Duncan: Supporting Reform While Maintaining a Commitment to At-Risk Students

From Education Secretary Arne Duncan this week, a clarification on how Race For The Top money is directed toward at-risk students...

President Obama firmly believes that all children deserve a world-class education. When he says all children, he means all – regardless of their race, ethnicity, disability, native language, income level or zip code.

The President’s proposal to fix NCLB focuses on schools and students at-risk, and on meaningful reforms that will help these students succeed. The plan will maintain the federal government’s formula programs serving disadvantaged students, English learners, migrant children, and students with disabilities. Many people are speculating that the President wants to make these programs competitive. They are wrong. The President is committed to keeping the historic federal role of providing funding for students who need it most. He does not want the programs dedicated to at-risk students to become competitive. And he does not want to reduce the funds distributed by formula.

The President does believe there’s a role for competitive funding in education reform – and that these programs will benefit at-risk students. For too long in education, we have failed to recognize and reward success at the state, local or school level.  The Race to the Top program changed that. It spurred innovation, rewarded stakeholders working together to implement reform, and gave states incentives to raise their academic standards, invest in the teaching profession, use data to improve schools, and focus on fixing their lowest-performing schools. Through Race to the Top, 46 states developed comprehensive plans to advance these reforms. Eleven states and the District of Columbia are leading the way on them. Race to the Top created incentives for 41 states to voluntarily adopt college and career ready standards. This will raise expectations for all students and end a practice of setting a low bar that was particularly harmful to poor and minority students.

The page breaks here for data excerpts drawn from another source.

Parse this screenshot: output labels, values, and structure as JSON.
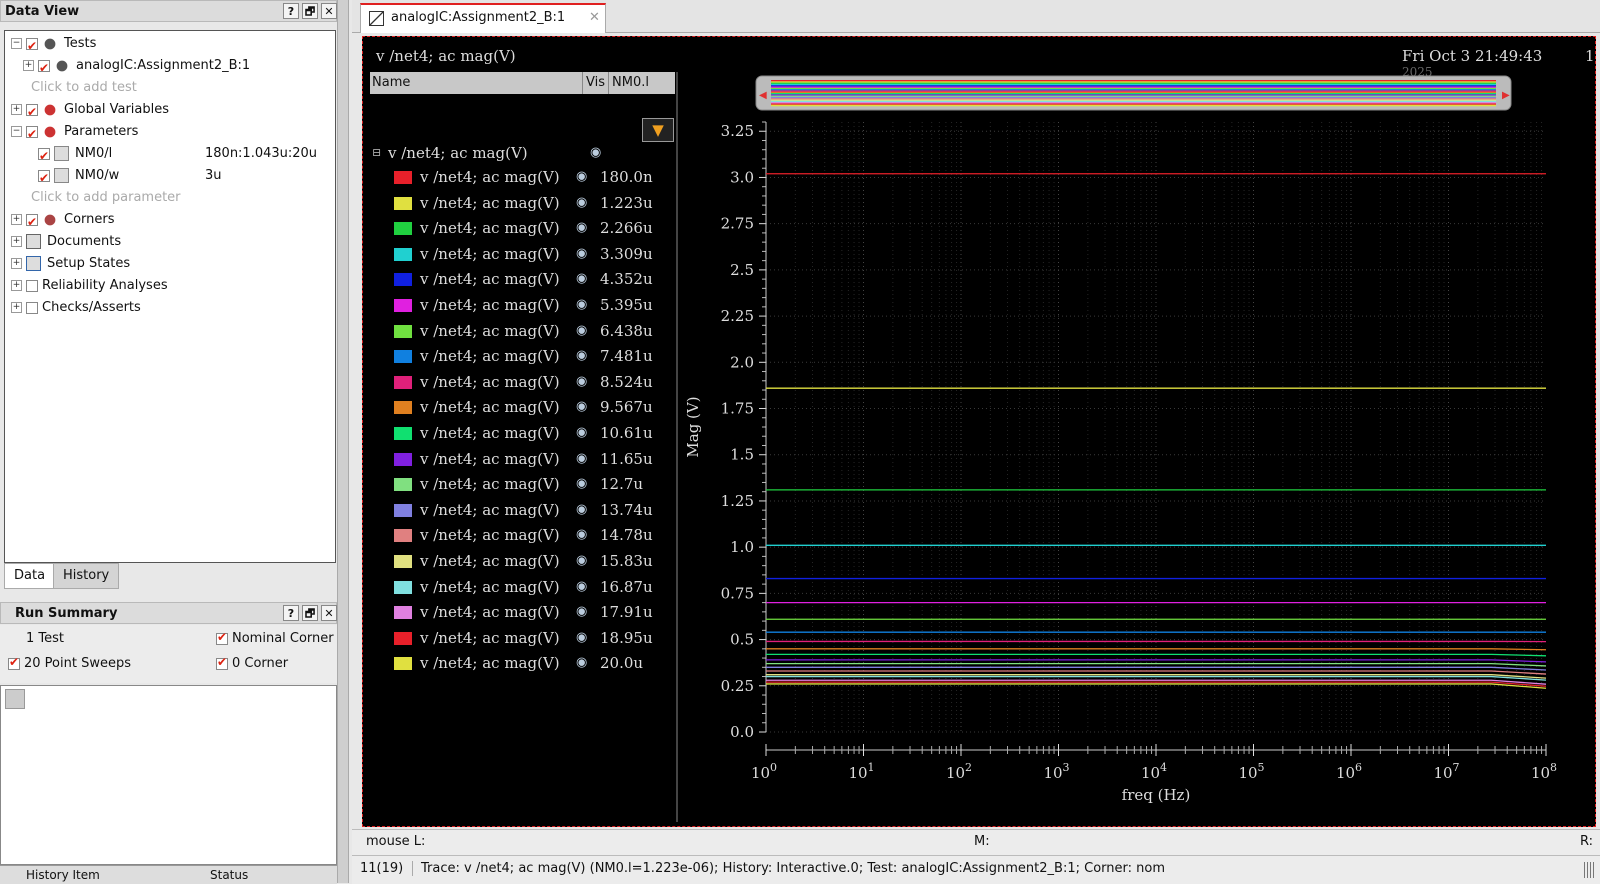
{
  "dataview": {
    "title": "Data View",
    "buttons": [
      "?",
      "🗗",
      "✕"
    ],
    "items": [
      {
        "label": "Tests",
        "exp": "⊟",
        "checked": true,
        "value": ""
      },
      {
        "label": "analogIC:Assignment2_B:1",
        "exp": "⊞",
        "checked": true,
        "value": ""
      },
      {
        "label": "Click to add test",
        "hint": true
      },
      {
        "label": "Global Variables",
        "exp": "⊞",
        "checked": true,
        "value": ""
      },
      {
        "label": "Parameters",
        "exp": "⊟",
        "checked": true,
        "value": ""
      },
      {
        "label": "NM0/l",
        "checked": true,
        "value": "180n:1.043u:20u"
      },
      {
        "label": "NM0/w",
        "checked": true,
        "value": "3u"
      },
      {
        "label": "Click to add parameter",
        "hint": true
      },
      {
        "label": "Corners",
        "exp": "⊞",
        "checked": true,
        "value": ""
      },
      {
        "label": "Documents",
        "exp": "⊞",
        "value": ""
      },
      {
        "label": "Setup States",
        "exp": "⊞",
        "value": ""
      },
      {
        "label": "Reliability Analyses",
        "exp": "⊞",
        "checked": false,
        "value": ""
      },
      {
        "label": "Checks/Asserts",
        "exp": "⊞",
        "checked": false,
        "value": ""
      }
    ],
    "tabs": [
      "Data",
      "History"
    ]
  },
  "runsummary": {
    "title": "Run Summary",
    "test_count": "1 Test",
    "nominal": "Nominal Corner",
    "sweeps": "20 Point Sweeps",
    "corner": "0 Corner"
  },
  "history_headers": [
    "History Item",
    "Status"
  ],
  "doc_tab": {
    "label": "analogIC:Assignment2_B:1",
    "close": "✕"
  },
  "plot": {
    "subwindow_title": "v /net4; ac mag(V)",
    "timestamp": "Fri Oct 3 21:49:43",
    "timestamp_year": "2025",
    "page_no": "1",
    "legend_headers": {
      "name": "Name",
      "vis": "Vis",
      "param": "NM0.l"
    },
    "group_label": "v /net4; ac mag(V)",
    "filter_icon": "filter-icon",
    "eye_icon": "eye-icon"
  },
  "chart_data": {
    "type": "line",
    "xlabel": "freq (Hz)",
    "ylabel": "Mag (V)",
    "xscale": "log",
    "xlim": [
      1,
      100000000
    ],
    "ylim": [
      0,
      3.3
    ],
    "yticks": [
      "0.0",
      "0.25",
      "0.5",
      "0.75",
      "1.0",
      "1.25",
      "1.5",
      "1.75",
      "2.0",
      "2.25",
      "2.5",
      "2.75",
      "3.0",
      "3.25"
    ],
    "xticks_exp": [
      "0",
      "1",
      "2",
      "3",
      "4",
      "5",
      "6",
      "7",
      "8"
    ],
    "xtick_base": "10",
    "grid": true,
    "legend": "left",
    "series": [
      {
        "name": "v /net4; ac mag(V)",
        "param": "180.0n",
        "color": "#e8202a",
        "value": 3.02
      },
      {
        "name": "v /net4; ac mag(V)",
        "param": "1.223u",
        "color": "#e0e040",
        "value": 1.86
      },
      {
        "name": "v /net4; ac mag(V)",
        "param": "2.266u",
        "color": "#20d040",
        "value": 1.31
      },
      {
        "name": "v /net4; ac mag(V)",
        "param": "3.309u",
        "color": "#20d0d0",
        "value": 1.01
      },
      {
        "name": "v /net4; ac mag(V)",
        "param": "4.352u",
        "color": "#1020e0",
        "value": 0.83
      },
      {
        "name": "v /net4; ac mag(V)",
        "param": "5.395u",
        "color": "#e020e0",
        "value": 0.7
      },
      {
        "name": "v /net4; ac mag(V)",
        "param": "6.438u",
        "color": "#70e040",
        "value": 0.61
      },
      {
        "name": "v /net4; ac mag(V)",
        "param": "7.481u",
        "color": "#1080e0",
        "value": 0.54
      },
      {
        "name": "v /net4; ac mag(V)",
        "param": "8.524u",
        "color": "#e0207a",
        "value": 0.49
      },
      {
        "name": "v /net4; ac mag(V)",
        "param": "9.567u",
        "color": "#e08020",
        "value": 0.45
      },
      {
        "name": "v /net4; ac mag(V)",
        "param": "10.61u",
        "color": "#10e070",
        "value": 0.42
      },
      {
        "name": "v /net4; ac mag(V)",
        "param": "11.65u",
        "color": "#8020e0",
        "value": 0.39
      },
      {
        "name": "v /net4; ac mag(V)",
        "param": "12.7u",
        "color": "#80e080",
        "value": 0.37
      },
      {
        "name": "v /net4; ac mag(V)",
        "param": "13.74u",
        "color": "#8080e0",
        "value": 0.35
      },
      {
        "name": "v /net4; ac mag(V)",
        "param": "14.78u",
        "color": "#e08080",
        "value": 0.33
      },
      {
        "name": "v /net4; ac mag(V)",
        "param": "15.83u",
        "color": "#e0e080",
        "value": 0.31
      },
      {
        "name": "v /net4; ac mag(V)",
        "param": "16.87u",
        "color": "#80e0e0",
        "value": 0.3
      },
      {
        "name": "v /net4; ac mag(V)",
        "param": "17.91u",
        "color": "#e080e0",
        "value": 0.28
      },
      {
        "name": "v /net4; ac mag(V)",
        "param": "18.95u",
        "color": "#e8202a",
        "value": 0.27
      },
      {
        "name": "v /net4; ac mag(V)",
        "param": "20.0u",
        "color": "#e0e040",
        "value": 0.26
      }
    ]
  },
  "statusbar": {
    "mouse_l": "mouse L:",
    "mouse_m": "M:",
    "mouse_r": "R:",
    "index": "11(19)",
    "trace": "Trace: v /net4; ac mag(V) (NM0.l=1.223e-06); History: Interactive.0; Test: analogIC:Assignment2_B:1; Corner: nom"
  }
}
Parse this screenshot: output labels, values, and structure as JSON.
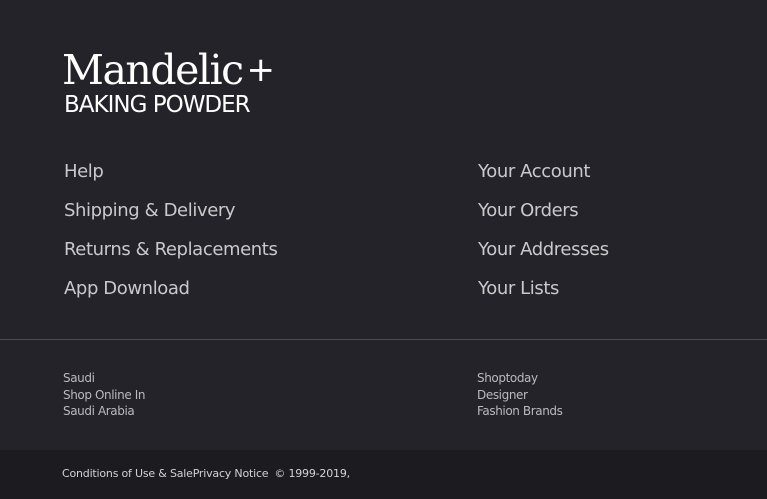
{
  "logo": {
    "brand": "Mandelic",
    "plus": "+",
    "subtitle": "BAKING POWDER"
  },
  "links_left": [
    {
      "label": "Help"
    },
    {
      "label": "Shipping & Delivery"
    },
    {
      "label": "Returns & Replacements"
    },
    {
      "label": "App Download"
    }
  ],
  "links_right": [
    {
      "label": "Your Account"
    },
    {
      "label": "Your Orders"
    },
    {
      "label": "Your Addresses"
    },
    {
      "label": "Your Lists"
    }
  ],
  "info_left": [
    "Saudi",
    "Shop Online In",
    "Saudi Arabia"
  ],
  "info_right": [
    "Shoptoday",
    "Designer",
    "Fashion Brands"
  ],
  "legal": {
    "conditions": "Conditions of Use & Sale",
    "privacy": "Privacy Notice",
    "copyright": "© 1999-2019,"
  }
}
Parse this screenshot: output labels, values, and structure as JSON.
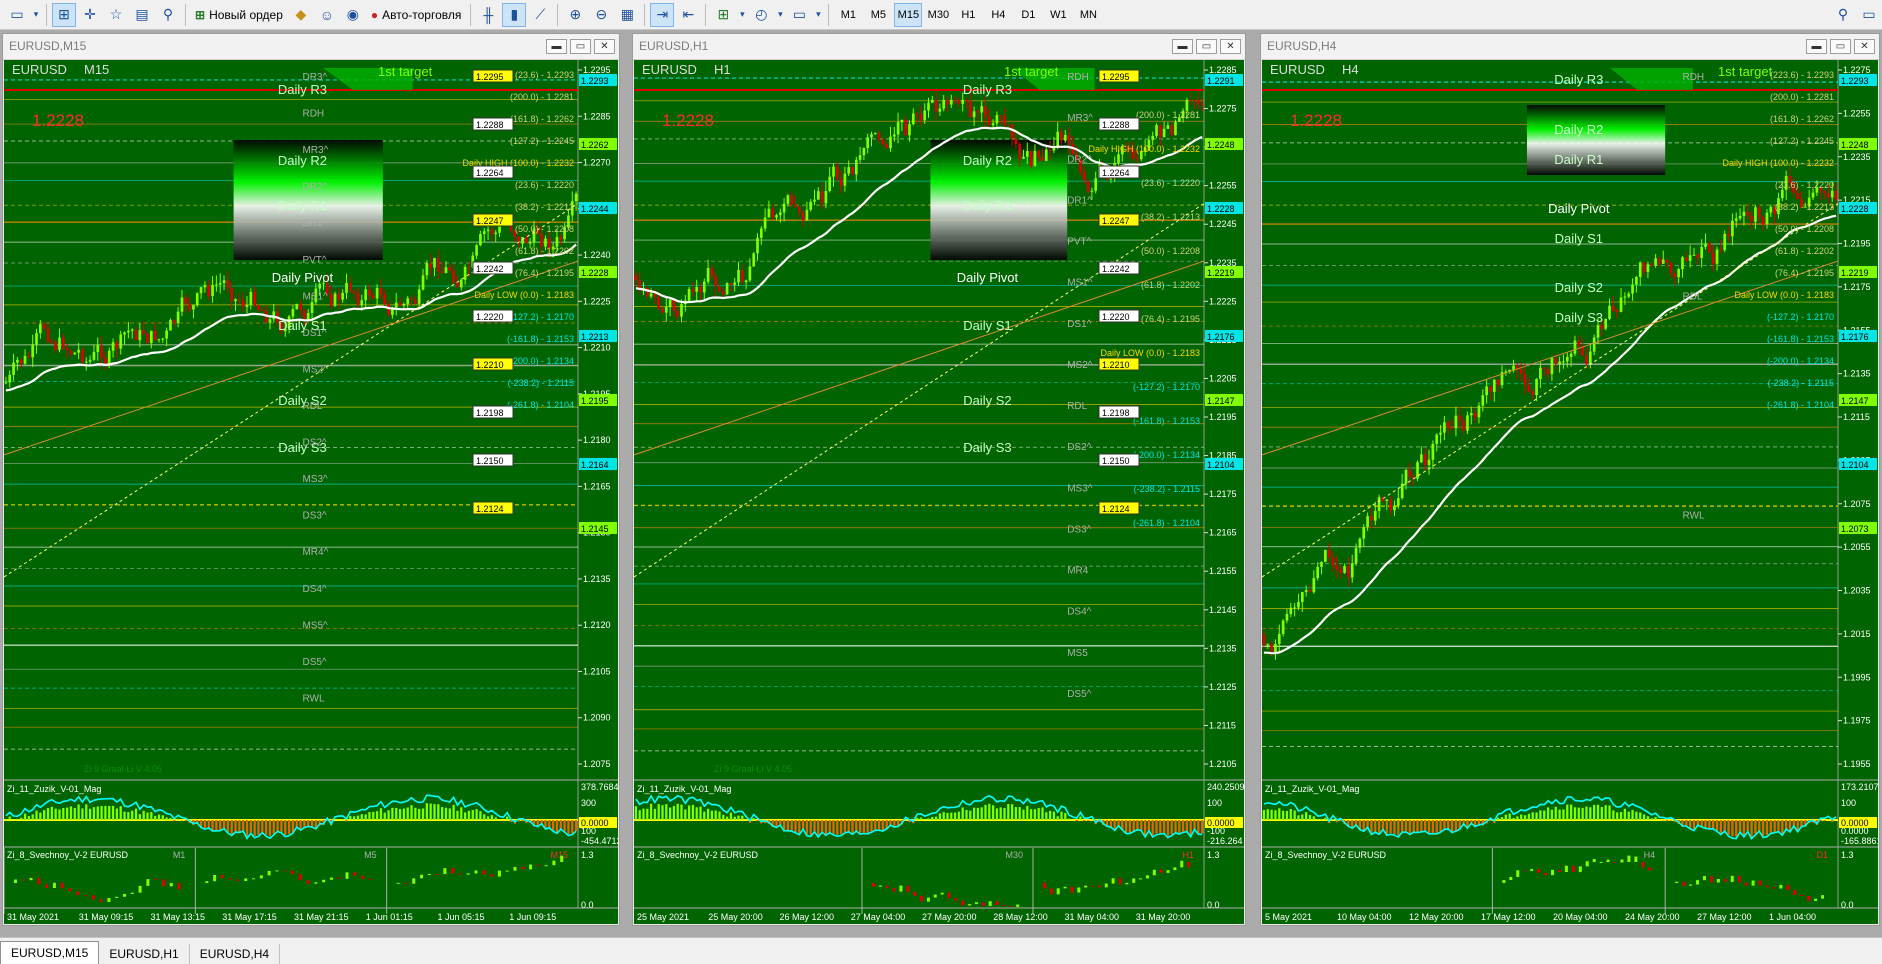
{
  "toolbar": {
    "new_order": "Новый ордер",
    "auto_trading": "Авто-торговля",
    "timeframes": [
      "M1",
      "M5",
      "M15",
      "M30",
      "H1",
      "H4",
      "D1",
      "W1",
      "MN"
    ],
    "active_timeframe": "M15"
  },
  "windows": [
    {
      "title": "EURUSD,M15",
      "symbol_label": "EURUSD",
      "tf_label": "M15",
      "big_price": "1.2228",
      "target_label": "1st target",
      "indicator_label": "Zi 9 Graal-Li V 4.05",
      "osc1_label": "Zi_11_Zuzik_V-01_Mag",
      "osc1_scale_top": "378.7684",
      "osc1_scale_a": "300",
      "osc1_scale_b": "100",
      "osc1_current": "0.0000",
      "osc1_scale_bottom": "-454.4712",
      "osc2_label": "Zi_8_Svechnoy_V-2 EURUSD",
      "osc2_scale_top": "1.3",
      "osc2_scale_bottom": "0.0",
      "osc2_tfs": [
        "M1",
        "M5",
        "M15"
      ],
      "dates": [
        "31 May 2021",
        "31 May 09:15",
        "31 May 13:15",
        "31 May 17:15",
        "31 May 21:15",
        "1 Jun 01:15",
        "1 Jun 05:15",
        "1 Jun 09:15"
      ],
      "axis": [
        "1.2295",
        "1.2285",
        "1.2270",
        "1.2255",
        "1.2240",
        "1.2225",
        "1.2210",
        "1.2195",
        "1.2180",
        "1.2165",
        "1.2150",
        "1.2135",
        "1.2120",
        "1.2105",
        "1.2090",
        "1.2075"
      ],
      "levels": [
        "DR3^",
        "RDH",
        "MR3^",
        "DR2^",
        "DR1^",
        "PVT^",
        "MS1^",
        "DS1^",
        "MS2^",
        "RDL",
        "DS2^",
        "MS3^",
        "DS3^",
        "MR4^",
        "DS4^",
        "MS5^",
        "DS5^",
        "RWL"
      ],
      "zones": [
        "Daily R3",
        "Daily R2",
        "Daily R1",
        "Daily Pivot",
        "Daily S1",
        "Daily S2",
        "Daily S3"
      ],
      "fibo": [
        "(23.6) - 1.2293",
        "(200.0) - 1.2281",
        "(161.8) - 1.2262",
        "(127.2) - 1.2245",
        "Daily HIGH (100.0) - 1.2232",
        "(23.6) - 1.2220",
        "(38.2) - 1.2213",
        "(50.0) - 1.2208",
        "(61.8) - 1.2202",
        "(76.4) - 1.2195",
        "Daily LOW (0.0) - 1.2183",
        "(-127.2) - 1.2170",
        "(-161.8) - 1.2153",
        "(-200.0) - 1.2134",
        "(-238.2) - 1.2115",
        "(-261.8) - 1.2104"
      ],
      "boxes": [
        "1.2295",
        "1.2288",
        "1.2264",
        "1.2247",
        "1.2242",
        "1.2220",
        "1.2210",
        "1.2198",
        "1.2150",
        "1.2124"
      ],
      "right_boxes": [
        "1.2293",
        "1.2262",
        "1.2244",
        "1.2228",
        "1.2213",
        "1.2195",
        "1.2164",
        "1.2145"
      ]
    },
    {
      "title": "EURUSD,H1",
      "symbol_label": "EURUSD",
      "tf_label": "H1",
      "big_price": "1.2228",
      "target_label": "1st target",
      "indicator_label": "Zi 9 Graal-Li V 4.05",
      "osc1_label": "Zi_11_Zuzik_V-01_Mag",
      "osc1_scale_top": "240.2509",
      "osc1_scale_a": "100",
      "osc1_scale_b": "-100",
      "osc1_current": "0.0000",
      "osc1_scale_bottom": "-216.264",
      "osc2_label": "Zi_8_Svechnoy_V-2 EURUSD",
      "osc2_scale_top": "1.3",
      "osc2_scale_bottom": "0.0",
      "osc2_tfs": [
        "M30",
        "H1"
      ],
      "dates": [
        "25 May 2021",
        "25 May 20:00",
        "26 May 12:00",
        "27 May 04:00",
        "27 May 20:00",
        "28 May 12:00",
        "31 May 04:00",
        "31 May 20:00"
      ],
      "axis": [
        "1.2285",
        "1.2275",
        "1.2265",
        "1.2255",
        "1.2245",
        "1.2235",
        "1.2225",
        "1.2215",
        "1.2205",
        "1.2195",
        "1.2185",
        "1.2175",
        "1.2165",
        "1.2155",
        "1.2145",
        "1.2135",
        "1.2125",
        "1.2115",
        "1.2105"
      ],
      "levels": [
        "RDH",
        "MR3^",
        "DR2^",
        "DR1^",
        "PVT^",
        "MS1^",
        "DS1^",
        "MS2^",
        "RDL",
        "DS2^",
        "MS3^",
        "DS3^",
        "MR4",
        "DS4^",
        "MS5",
        "DS5^"
      ],
      "zones": [
        "Daily R3",
        "Daily R2",
        "Daily R1",
        "Daily Pivot",
        "Daily S1",
        "Daily S2",
        "Daily S3"
      ],
      "fibo": [
        "(200.0) - 1.2281",
        "Daily HIGH (100.0) - 1.2232",
        "(23.6) - 1.2220",
        "(38.2) - 1.2213",
        "(50.0) - 1.2208",
        "(61.8) - 1.2202",
        "(76.4) - 1.2195",
        "Daily LOW (0.0) - 1.2183",
        "(-127.2) - 1.2170",
        "(-161.8) - 1.2153",
        "(-200.0) - 1.2134",
        "(-238.2) - 1.2115",
        "(-261.8) - 1.2104"
      ],
      "boxes": [
        "1.2295",
        "1.2288",
        "1.2264",
        "1.2247",
        "1.2242",
        "1.2220",
        "1.2210",
        "1.2198",
        "1.2150",
        "1.2124"
      ],
      "right_boxes": [
        "1.2291",
        "1.2248",
        "1.2228",
        "1.2219",
        "1.2176",
        "1.2147",
        "1.2104"
      ]
    },
    {
      "title": "EURUSD,H4",
      "symbol_label": "EURUSD",
      "tf_label": "H4",
      "big_price": "1.2228",
      "target_label": "1st target",
      "indicator_label": "",
      "osc1_label": "Zi_11_Zuzik_V-01_Mag",
      "osc1_scale_top": "173.2107",
      "osc1_scale_a": "100",
      "osc1_scale_b": "0.0000",
      "osc1_current": "0.0000",
      "osc1_scale_bottom": "-165.8861",
      "osc2_label": "Zi_8_Svechnoy_V-2 EURUSD",
      "osc2_scale_top": "1.3",
      "osc2_scale_bottom": "0.0",
      "osc2_tfs": [
        "H4",
        "D1"
      ],
      "dates": [
        "5 May 2021",
        "10 May 04:00",
        "12 May 20:00",
        "17 May 12:00",
        "20 May 04:00",
        "24 May 20:00",
        "27 May 12:00",
        "1 Jun 04:00"
      ],
      "axis": [
        "1.2275",
        "1.2255",
        "1.2235",
        "1.2215",
        "1.2195",
        "1.2175",
        "1.2155",
        "1.2135",
        "1.2115",
        "1.2095",
        "1.2075",
        "1.2055",
        "1.2035",
        "1.2015",
        "1.1995",
        "1.1975",
        "1.1955"
      ],
      "levels": [
        "RDH",
        "RDL",
        "RWL"
      ],
      "zones": [
        "Daily R3",
        "Daily R2",
        "Daily R1",
        "Daily Pivot",
        "Daily S1",
        "Daily S2",
        "Daily S3"
      ],
      "fibo": [
        "(223.6) - 1.2293",
        "(200.0) - 1.2281",
        "(161.8) - 1.2262",
        "(127.2) - 1.2245",
        "Daily HIGH (100.0) - 1.2232",
        "(23.6) - 1.2220",
        "(38.2) - 1.2213",
        "(50.0) - 1.2208",
        "(61.8) - 1.2202",
        "(76.4) - 1.2195",
        "Daily LOW (0.0) - 1.2183",
        "(-127.2) - 1.2170",
        "(-161.8) - 1.2153",
        "(-200.0) - 1.2134",
        "(-238.2) - 1.2115",
        "(-261.8) - 1.2104"
      ],
      "boxes": [],
      "right_boxes": [
        "1.2293",
        "1.2248",
        "1.2228",
        "1.2219",
        "1.2176",
        "1.2147",
        "1.2104",
        "1.2073"
      ]
    }
  ],
  "tabs": [
    "EURUSD,M15",
    "EURUSD,H1",
    "EURUSD,H4"
  ],
  "active_tab": 0,
  "colors": {
    "chart_bg": "#006400",
    "bull": "#7fff00",
    "bear": "#e00000",
    "level_cyan": "#00e5e5",
    "level_yellow": "#ffd700",
    "text_gray": "#a9a9a9"
  }
}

With just 1 percent of the annual education spending, Race to the Top states are blazing a path for reforms for decades to come. They are creating innovative solutions and effective practices that will benefit all students.

This powerful combination of formula funding supporting at-risk students and competitive funding for reform will position America to win the global race in education. It will ensure that all students, including our most at-risk, receive the world-class education they deserve.